I know why I gained - it's easy. My week was filled with good foods and next to no exercise. I'm not a doctor or a nutritionist, but I'm pretty sure that eating more than you should and moving less means that you end up gaining.
This past week I've had a lot of ups and downs. I've ridden this rollercoaster of emotions tied to my facility being shut down and us not knowing anything. At one point last week, I was fully prepared to take any job they offered me.
And then?
Well, then I spent the weekend with my boyfriend. My sweet, wonderful, loving, fantastic, and supportive boyfriend. And then? Well, then I didn't want to leave at all.
He and I went snowshoeing for the first time this weekend and it was a bunch of fun and a good work out. It's kind of a pain in the butt to go so far away (four hour round trip) but we were so blessed to have friends that lent us the snowshoes, poles, and even a pack to put our water and granola bars in. We got to try the sport for free and although it's not something I can see us doing often, it was a bunch of fun and something neat to mix up our exercise.
And because I can't possibly be the only person who wonders what people out there in the blog-o-sphere look like, here is a picture of us outside snowshoeing (you'll have to trust me on that one) while it was snowing.

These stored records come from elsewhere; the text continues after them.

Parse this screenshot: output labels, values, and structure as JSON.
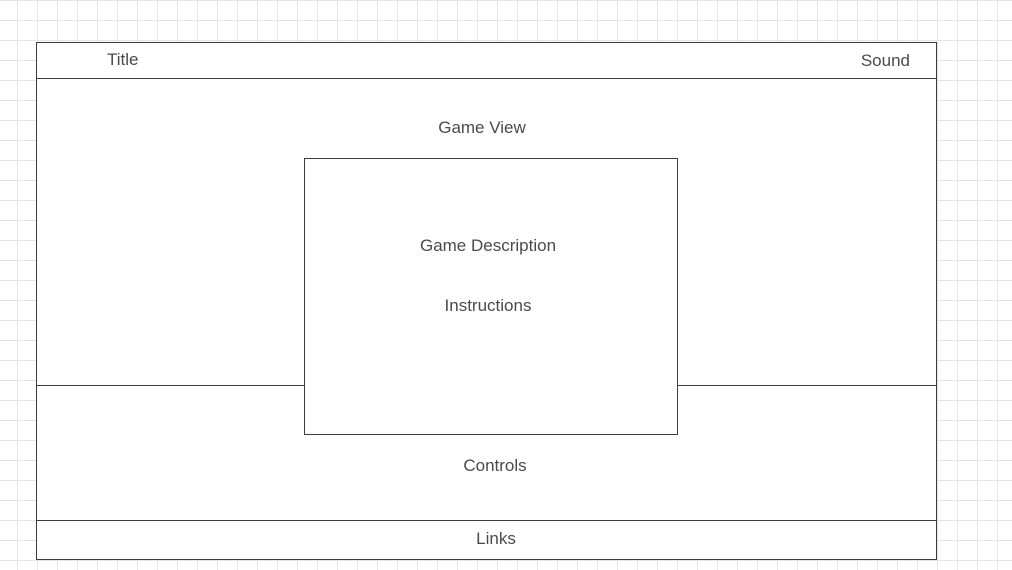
{
  "header": {
    "title": "Title",
    "sound": "Sound"
  },
  "game_view": {
    "label": "Game View"
  },
  "info_panel": {
    "description": "Game Description",
    "instructions": "Instructions"
  },
  "controls": {
    "label": "Controls"
  },
  "footer": {
    "links": "Links"
  }
}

Today marks one week from when we found out that the facility is closing...and I've mourned and worried enough for now. I've been down a lot this past week...but today I'm taking my life back.
Sure, I'm still a little worried about what is to come. I am applying for jobs here in Denver daily - hoping that something will turn up where it is a job I'd like, that it pays more than what I'm making now, and that it is here in Denver.
I'm not so naive to think that there are oodles of those jobs out there, but it just takes one, right?
And today, I've gotten back on track exercise and eating wise. I've packed my sensible lunch. I've packed snacks. I've brought my running gear so that I can run in 40 degree weather at lunch. Will I be cold? Probably. I know that after taking two weeks off, I won't run as fast or as far.
But it will feel SO good to get back into the swing of things.
Wacky Watermelon - Video Post
1 year ago
3 Comments:
Beautiful, uplifting post and great photo too. Thanks for sharing your joy (and pains in the butt).
Hey, LOVED the photo and you are a very beautiful woman! Your boyfriend ain't chopped liver, either! LOL
We're all entitled to a pity party when things seem dismal, such as in your job situation. It's OK...you enjoyed the party and now you are ready to get back on track to where you know you want to be. And as you wrote...the world still spins and it didn't come to an end.
I don't mean pity-party in a rude way and I hope you don't take it that way. It was just a phrase to explain that you were entitled to your feelings of fear and worry. They are legitimate feelings. Hang in there, you're doing terrific.
LOVE the post and your pic. You guys look so happy. :)
Thing will start to look up especially that kind of attitude.